Personal information
- Born: 13 March 1994 (age 32) Bærum, Norway
- Height: 175 cm (5 ft 9 in)

Sport
- Sport: Sailing
- Event: 49er FX
- Club: Tønsberg Seilforening

Medal record
Women's sailing
Representing Norway
World Championships
| Silver medal – second place | 2021 Oman | 49er FX |
European Championships
| Gold medal – first place | 2018 Gdynia | 49er FX |
| Gold medal – first place | 2023 Vilamoura | 49er FX |
| Silver medal – second place | 2019 Weymouth | 49er FX |
| Silver medal – second place | 2020 Lake Attersee | 49er FX |

= Marie Rønningen =

Norwegian sailor (born 1994)

Marie Rønningen (born 13 March 1994) is a Norwegian competitive sailor, born in Bærum.

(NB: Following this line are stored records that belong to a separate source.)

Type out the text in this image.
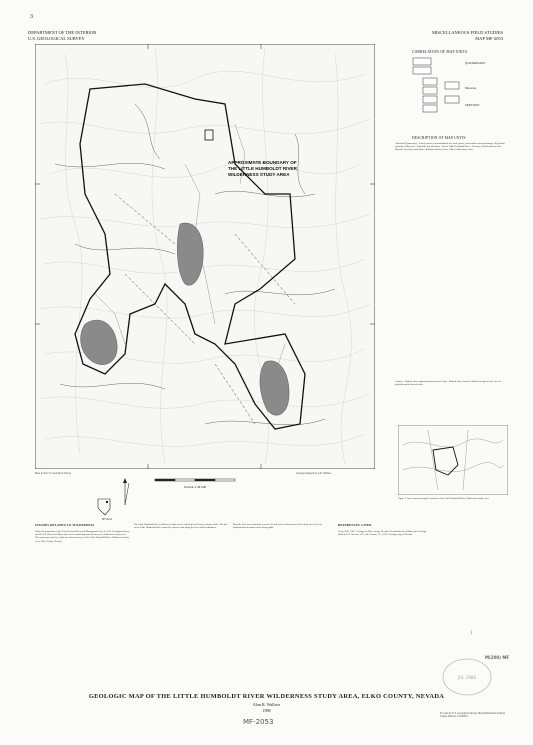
3
DEPARTMENT OF THE INTERIOR
U.S. GEOLOGICAL SURVEY
MISCELLANEOUS FIELD STUDIES
MAP MF-2053
APPROXIMATE BOUNDARY OF
THE LITTLE HUMBOLDT RIVER
WILDERNESS STUDY AREA
CORRELATION OF MAP UNITS
QUATERNARY
Miocene
TERTIARY
DESCRIPTION OF MAP UNITS
Alluvium (Quaternary)—Poorly sorted, unconsolidated silt, sand, gravel, and boulders along drainages. Big Island formation (Miocene)—Rhyolitic tuff and flows. Tuff of Little Humboldt River—Densely welded ash-flow tuff. Rhyolite lava flows and domes. Basaltic andesite flows. Older sedimentary rocks.
Contact—Dashed where approximately located. Fault—Dashed where inferred. Strike and dip of beds. Area of hydrothermally altered rocks.
Figure 1. Index map showing the location of the Little Humboldt River Wilderness Study Area.
Base from U.S. Geological Survey	Geology mapped by A.R. Wallace
SCALE 1:48 000
NEVADA
STUDIES RELATED TO WILDERNESS
Under the provisions of the Federal Land Policy and Management Act, the U.S. Geological Survey and the U.S. Bureau of Mines have been conducting mineral surveys of wilderness study areas. This report presents the results of a mineral survey of the Little Humboldt River Wilderness Study Area, Elko County, Nevada.
The Little Humboldt River wilderness study area is underlain by Tertiary volcanic rocks. The tuff of the Little Humboldt River forms the canyon walls along the river and its tributaries.
Rhyolite lava flows and domes overlie the tuff in the northern part of the study area. Areas of hydrothermal alteration occur along faults.
REFERENCES CITED
Coats, R.R., 1987, Geology of Elko County, Nevada: Nevada Bureau of Mines and Geology Bulletin 101. Stewart, J.H., and Carlson, J.E., 1978, Geologic map of Nevada.
JUL 1988
1
M(200) MF
GEOLOGIC MAP OF THE LITTLE HUMBOLDT RIVER WILDERNESS STUDY AREA, ELKO COUNTY, NEVADA
Alan R. Wallace
1988
MF-2053
For sale by U.S. Geological Survey, Map Distribution, Federal Center, Denver, CO 80225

Sailing the 49er FX, her achievements include two gold medals at the European championships, a silver medal at the world championships, and a fourth place and seventh place at the Olympic Games.

==Career==
Rønningen won a gold medal in 49er FX at the 2018 49er & 49er FX European Championships, along with Helene Næss. Selected to represent Norway at the 2020 Summer Olympics in Tokyo 2021, along with Næss, they placed seventh in 49erFX. Rønningen and Næss won a silver medal at the 2021 49er & 49er FX World Championships.

Along with Næss, she won a gold medal at the 2023 European Championships.

Selected to compete at the 2024 Summer Olympics, Næss and Rønningen placed fourth in 49er FX at the 2024 Olympics.